Wednesday, April 27, 2011
I couldn't sleep last night. Turns out sleeping in until noon on your last day of spring break isn't conducive to getting back on a normal sleep schedule. Naturally, my thoughts turned to baseball. The Phillies had just followed their four game sweep of the Padres with two dispiriting losses to the Diamondbacks. Lidge and Contreras are on the DL. So is Chase Utley, and who knows if he's going to play at all this year. The offense went two weeks without scoring more than four runs. Dom Brown is starting his rehab assignment, but Ben Francisco looks exposed as an everyday player and Raul Ibanez has turned into a black hole. Never has a 15-8 team with four aces looked so vulnerable. This wasn't helping my sleeplessness.

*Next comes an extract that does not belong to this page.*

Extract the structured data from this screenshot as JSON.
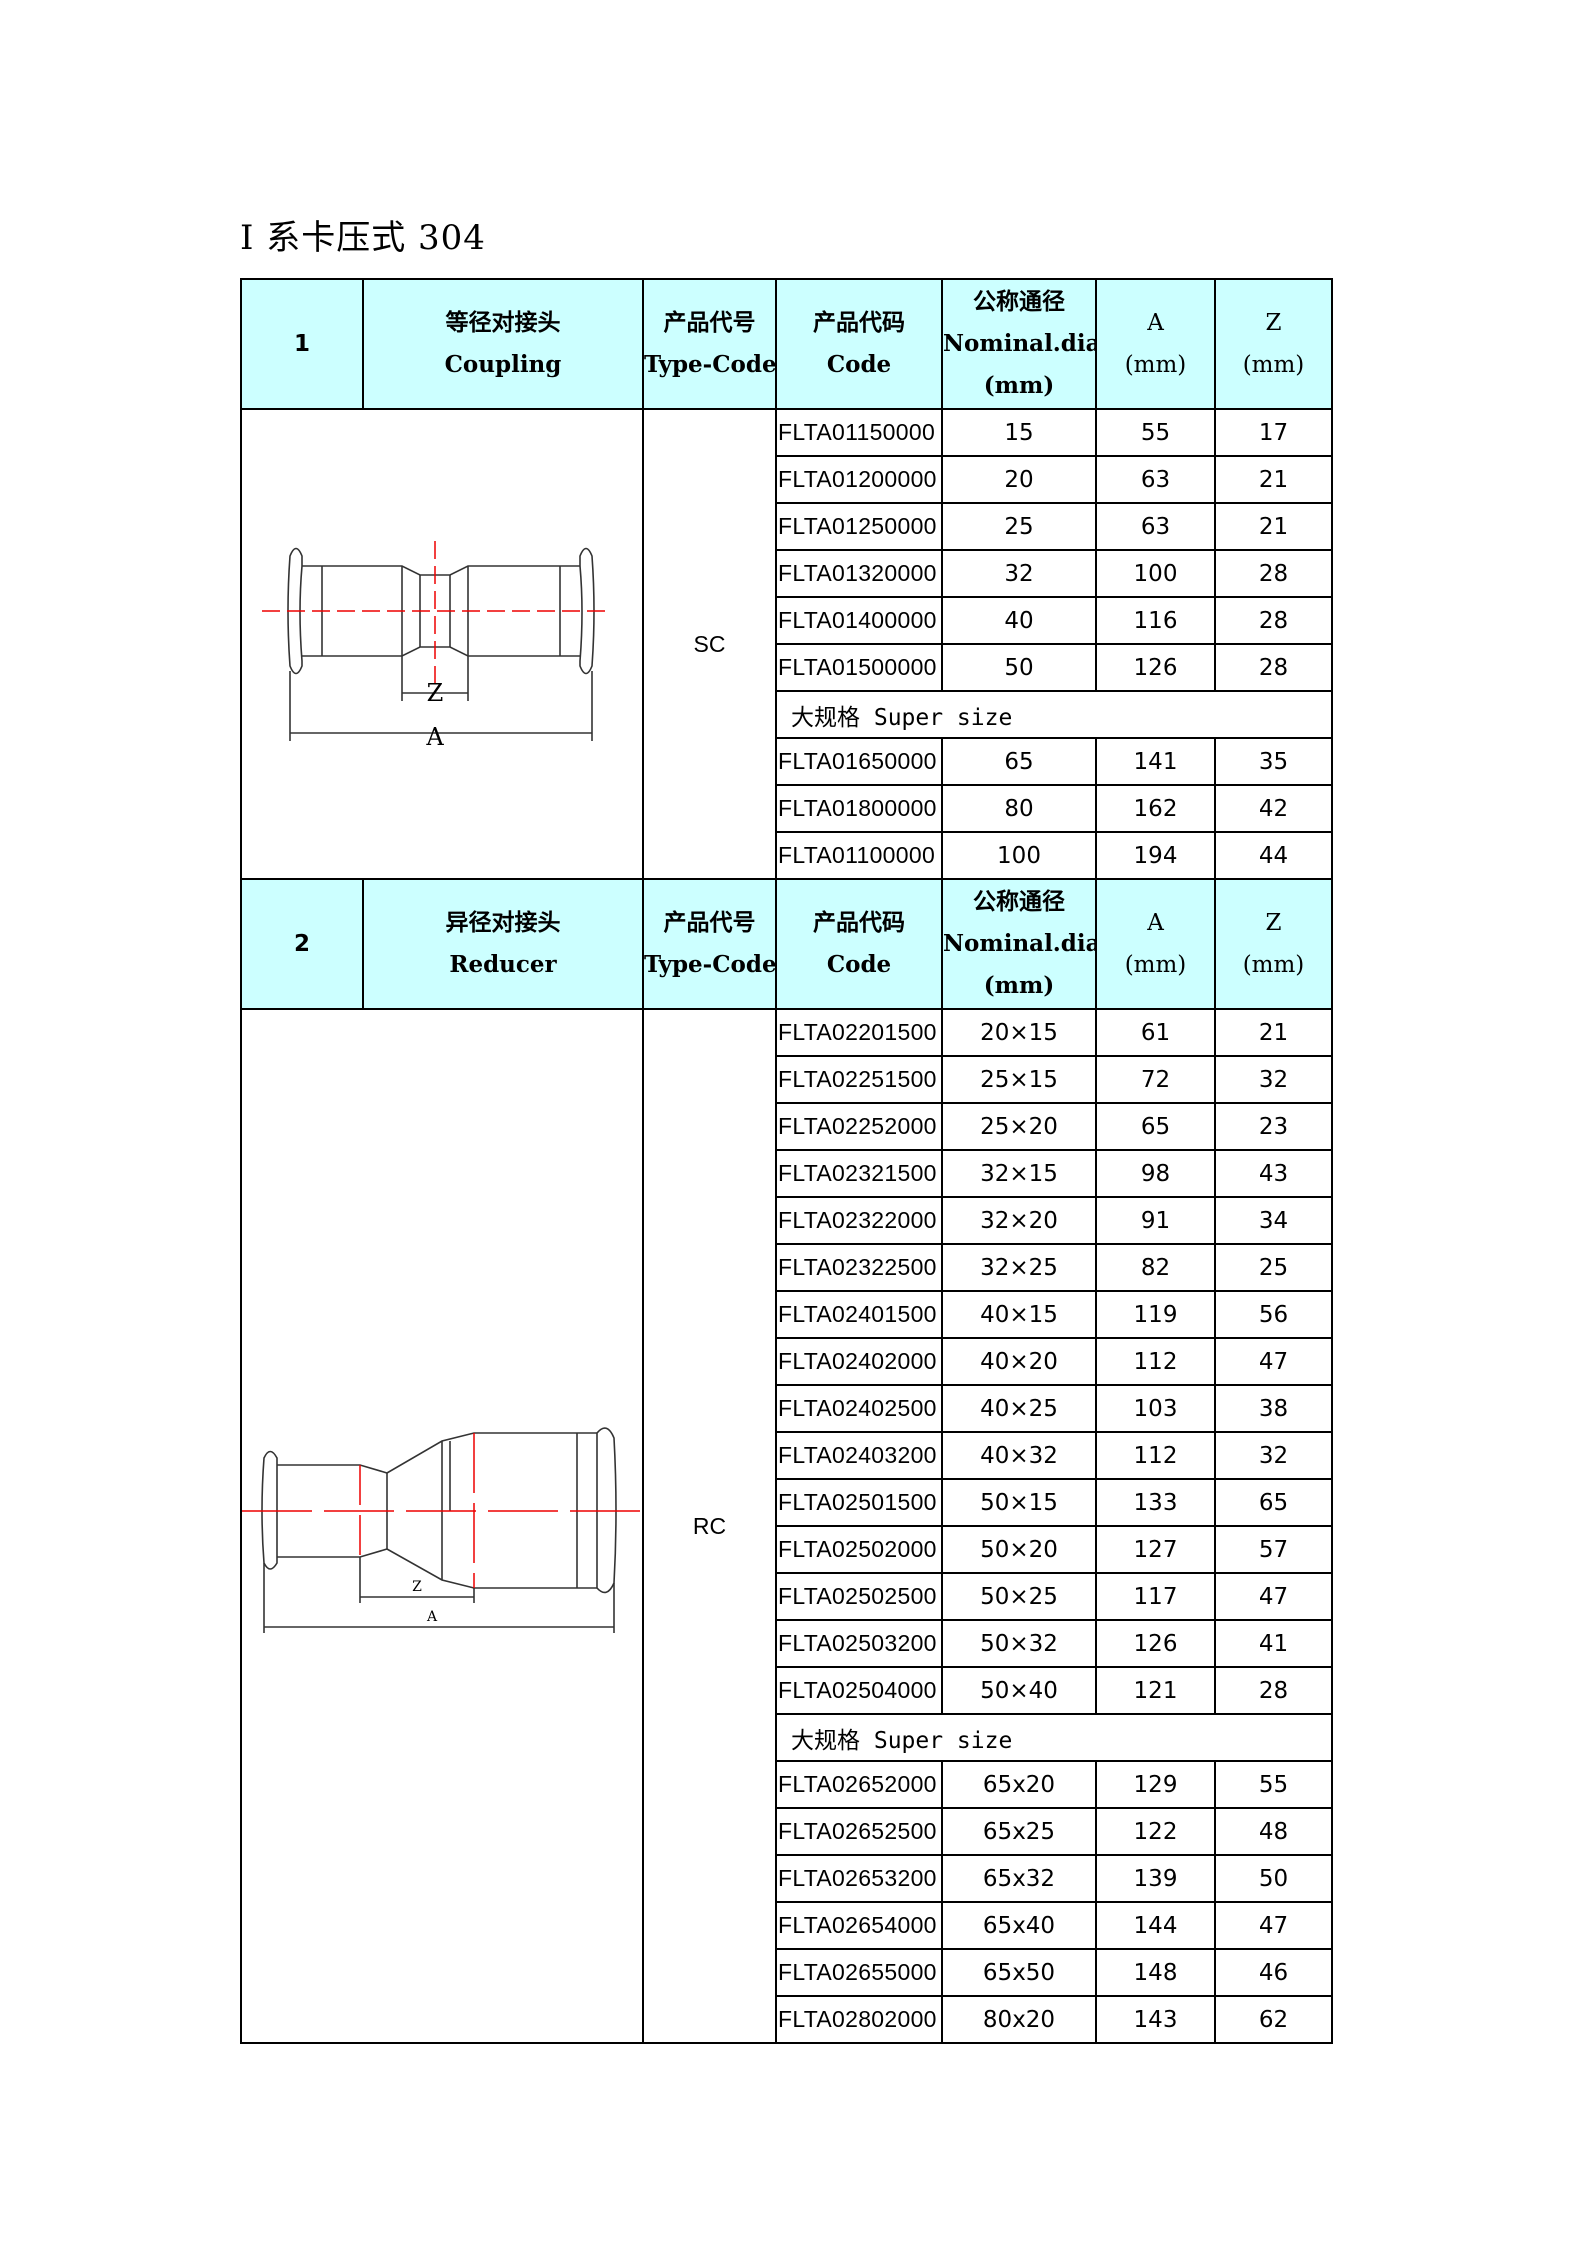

I took to Twitter to see what the scribes were saying. Unfounded speculation that Oswalt's back is hurting? Awesome. Now I'm concerned about our rotation. (Note: News broke this morning that Oswalt has left the team for personal reasons. Super.) What's that you say Matt Gelb? Harold Garcia tore his ACL and is out for the year? Uh-oh. He's never played a full season above A ball? I don't care, this is awful news! Now I'm curious and need to see who else we have in the minors could help. * * crickets * * Uh, that would be no one. Come to think about it, withholding judgment on Dom Brown, the organization hasn't developed an impact bat since Ryan Howard in 2005. We really have turned into the Yankees.
That's all tangential to my point though. I'm obsessed with this team, and I don't know if that's a good thing. You wouldn't think it'd be like this though. 2008 exorcised Joe Carter crapping on my seven year old heart. Everything else should be icing on the cake. That didn't happen though. Maybe I felt like I had to escalate my commitment to the team to prove I was better than the bandwagon fans, I don't know. Why should this even be necessary? Bandwagon fans don't remember such luminaries as Wendell Magee, Jr., Desi Relaford, or Wayne Gomes. They didn't go to the Vet enough to be recognized by ushers. Yet I still need to justify my fandom. I need to read more blogs, know the farm system better, travel farther to see them play.
I feel like Bill Simmons' father, or at least the character Simmons has created to feed into his schtick. I need to talk it out with someone after a tough loss. Why though? Even the best baseball team is going to lose at least 60 games each year. There is literally no reason to overanalyze any individual loss. It's tiring. I was burned out like this once before. In 2006, I had a perfect out though. I studied abroad in New Zealand for the second half of the season. Taking into account the time difference and the slow internet connections there at the time, following was nearly impossible. I watched one game on ESPN International and remember reading about Howard's three home run game against Tim Hudson in a backpacking hostel in Melbourne. That's it. It was awesome.
So I'm going to try instituting a forced hiatus from my uber-fandom. Step 1: Twitter disconnection. I'm going to unfollow all my favorite beat writers and bloggers. Step 2: Cutting out the blogs. No Fightins. No 700 Level. No Zoo With Roy. If I want news, I'll have to read stories published in the newspaper. Step 3: This is the big one. I am going to pretend I live in a pre-internet era. I will only listen to the radio broadcasts of games, with the exception of nationally televised games of the week.
Will I really lose anything by not knowing what the latest meme is or not understanding the newest ZWR shirt? I don't think so. How long will I last? Not sure. Is blogging about my disconnect a contradiction? You bet. Game on.